Tuesday, February 1, 2022

Part Of Vermont Had The Coldest January In 13 Years,

One of many mostly clear, cold sunsets in Vermont this
January. This view is from New Haven, Vermont this past
Sunday. Air flowing over the Adirondacks created
the lenticular clouds visible in the photo. 
If you thought this January was cold, you were right. Especially if you live in northwestern Vermont and northern New York.  

At least in northwest Vermont, January was the coldest month since February, 2015 and the coldest January since 2009.  Still, in the grand scheme of things, it could have been worse. Much worse. 

The National Weather Service office in South Burlington says this January was only the 32nd coldest on record for Burlington.  Those records date back about 140 years. 

Burlington's coldest January was in 1970, when the mean temperature was 3.6 Burlington endured 24 mornings at or below zero that month.  Those subzero mornings in 1970 were tougher to take than this year. In 1970, eleven of those subzero mornings were at minus 15 or colder. The coldest January morning this year was minus 14.   

 The North Country had a steep and unusual northwest to southeast gradient between an especially cold month in northern New York to a relatively average one, at least in terms of temperature in southeastern New England. 

NWS Burlington said January in Massena, in the northwest corner of New York, was the fifth coldest January and 8th coldest of any month on record with a mean temperature of just 6.0 degrees. (CHECK) That's 9.6 degrees below normal.

Massena's cold in the second half of the month was brutal.  Fifteen of the final 17 days of the month were at or under 12 below and eight of those were 20 below or colder. 

Once you crossed Vermont's Champlain Valley and reached the Green Mountains, we found a strong warming trend, even though it was still chilly.  

Burlington's January mean temperature of 14.0 degrees or 6.9 degrees below normal.  (Note this is the "new normal" established last year, which is warmer than what used to be considered normal for January).

Montpelier is normally chillier than Burlington, but this January came out to be the same as Burlington with a mean temperature of 14.0 degrees. Montpelier was a mere 2.6 degrees chiller than average. 

 Daytimes were closer to normal than the nights were. Daytime highs were about 4 degrees below normal during January in Burlington but overnight lows were 9.6 degrees chillier than average.

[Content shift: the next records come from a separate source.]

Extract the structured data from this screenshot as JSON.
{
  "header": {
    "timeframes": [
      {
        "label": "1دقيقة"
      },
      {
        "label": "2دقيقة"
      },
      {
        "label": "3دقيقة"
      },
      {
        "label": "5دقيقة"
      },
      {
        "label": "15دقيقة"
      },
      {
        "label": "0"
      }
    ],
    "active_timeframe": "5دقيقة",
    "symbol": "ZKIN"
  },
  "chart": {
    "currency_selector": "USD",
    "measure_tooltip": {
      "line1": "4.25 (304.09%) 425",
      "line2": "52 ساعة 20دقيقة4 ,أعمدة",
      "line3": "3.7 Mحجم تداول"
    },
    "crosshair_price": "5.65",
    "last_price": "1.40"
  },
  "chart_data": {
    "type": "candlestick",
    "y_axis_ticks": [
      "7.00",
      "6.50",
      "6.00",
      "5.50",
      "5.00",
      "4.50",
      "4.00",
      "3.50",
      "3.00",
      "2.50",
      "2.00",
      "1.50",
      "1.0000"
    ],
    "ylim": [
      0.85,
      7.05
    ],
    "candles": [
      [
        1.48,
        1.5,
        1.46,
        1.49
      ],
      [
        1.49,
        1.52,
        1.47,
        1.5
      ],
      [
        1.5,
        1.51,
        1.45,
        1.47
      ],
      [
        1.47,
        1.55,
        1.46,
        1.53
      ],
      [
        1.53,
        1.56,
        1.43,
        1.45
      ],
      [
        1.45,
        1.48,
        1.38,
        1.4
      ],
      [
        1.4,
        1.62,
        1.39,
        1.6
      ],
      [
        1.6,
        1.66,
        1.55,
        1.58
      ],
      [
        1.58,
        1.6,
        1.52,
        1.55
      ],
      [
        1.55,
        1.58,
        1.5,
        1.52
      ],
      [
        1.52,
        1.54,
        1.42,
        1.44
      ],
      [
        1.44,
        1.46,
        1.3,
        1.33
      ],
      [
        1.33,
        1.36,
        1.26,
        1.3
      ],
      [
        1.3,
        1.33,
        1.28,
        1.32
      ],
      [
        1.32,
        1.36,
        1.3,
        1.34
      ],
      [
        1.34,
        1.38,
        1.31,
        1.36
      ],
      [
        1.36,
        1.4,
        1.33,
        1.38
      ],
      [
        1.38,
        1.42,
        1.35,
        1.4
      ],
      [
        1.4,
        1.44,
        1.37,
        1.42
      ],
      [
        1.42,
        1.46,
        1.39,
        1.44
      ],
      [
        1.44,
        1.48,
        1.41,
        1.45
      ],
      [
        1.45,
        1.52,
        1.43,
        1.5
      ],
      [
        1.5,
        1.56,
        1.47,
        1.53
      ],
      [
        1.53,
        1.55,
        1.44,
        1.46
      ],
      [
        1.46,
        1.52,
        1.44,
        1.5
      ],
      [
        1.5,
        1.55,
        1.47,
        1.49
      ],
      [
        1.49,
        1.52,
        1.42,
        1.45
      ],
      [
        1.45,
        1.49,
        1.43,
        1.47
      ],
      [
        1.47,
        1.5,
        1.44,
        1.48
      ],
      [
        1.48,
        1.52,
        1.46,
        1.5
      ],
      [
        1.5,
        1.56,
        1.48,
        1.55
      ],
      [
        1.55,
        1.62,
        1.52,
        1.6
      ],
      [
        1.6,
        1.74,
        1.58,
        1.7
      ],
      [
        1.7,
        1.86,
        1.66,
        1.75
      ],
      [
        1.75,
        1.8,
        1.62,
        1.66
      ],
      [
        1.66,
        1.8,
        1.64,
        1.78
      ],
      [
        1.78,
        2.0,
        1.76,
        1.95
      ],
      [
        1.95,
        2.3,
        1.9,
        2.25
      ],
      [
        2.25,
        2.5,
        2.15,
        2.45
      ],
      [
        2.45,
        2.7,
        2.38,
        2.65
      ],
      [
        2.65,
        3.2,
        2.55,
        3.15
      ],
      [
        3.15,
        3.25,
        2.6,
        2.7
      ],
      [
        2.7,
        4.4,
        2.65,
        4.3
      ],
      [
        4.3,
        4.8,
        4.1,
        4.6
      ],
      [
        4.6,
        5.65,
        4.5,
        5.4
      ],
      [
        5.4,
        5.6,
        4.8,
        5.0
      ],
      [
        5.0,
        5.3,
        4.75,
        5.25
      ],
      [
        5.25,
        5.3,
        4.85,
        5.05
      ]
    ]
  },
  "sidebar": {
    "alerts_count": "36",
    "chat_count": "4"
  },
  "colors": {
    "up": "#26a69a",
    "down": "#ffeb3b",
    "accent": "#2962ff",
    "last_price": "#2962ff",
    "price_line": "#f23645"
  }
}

In Montpelier, daytime highs were exactly average for the month but nights were more than five degrees on the cold side.

January, 1970 was dubbed by some as the "continental month." The interior of North America, places like the Northern Plains of the U.S. and the plains of central Canada, are notoriously both cold and dry in January.  Which was exactly like January, 1970 was in Vermont. 

This January was also a "continental month'" as it was quite dry statewide. The Arctic air from Canada kept shoving moisture laden storms well to our south and east, leaving with us mostly with piddling moisture-starved cold fronts coming through with just light handfuls of snow.  

Burlington managed just 0.94 inches of melted precipitation in January, which was about 1.2 inches below average. Montpelier had just about the same amount of precipitation.  St. Johnsbury was even drier with just 0.76 inches.

As has been the case most of the time for more than two years now, southern Vermont was a bit wetter but still kind of parched. Rutland had 1.42 inches of precipitation, a little more than half their normal.

The outlook for February is, as always, uncertain.  Early indications are it won't be as consistently cold as January was, but we'll still have our share of frigid nights here and there. 

In the short term, parts of Vermont at least face heavy precipitation this week, but we don't know if it will encompass the entire state, or just the south again.  

We've passed midwinter, so February, if it's remotely in the ballpark of normal, would start a slow warming trend toward spring. 

In Burlington, the normal high and low temperature today, February 1 are 29 and 12.  By the last name of the month, the normal high and low are a bit better at 35 and 18.  Again, these are the newly minted normals.  "Normal" in February used to be colder than that.

Daylight during the month increases nicely as well. We're past the darkest days of winter now. Daylight lasts nine hours and 53 minutes today and that will increase to 11 hours and 7 minutes by the last day of the month.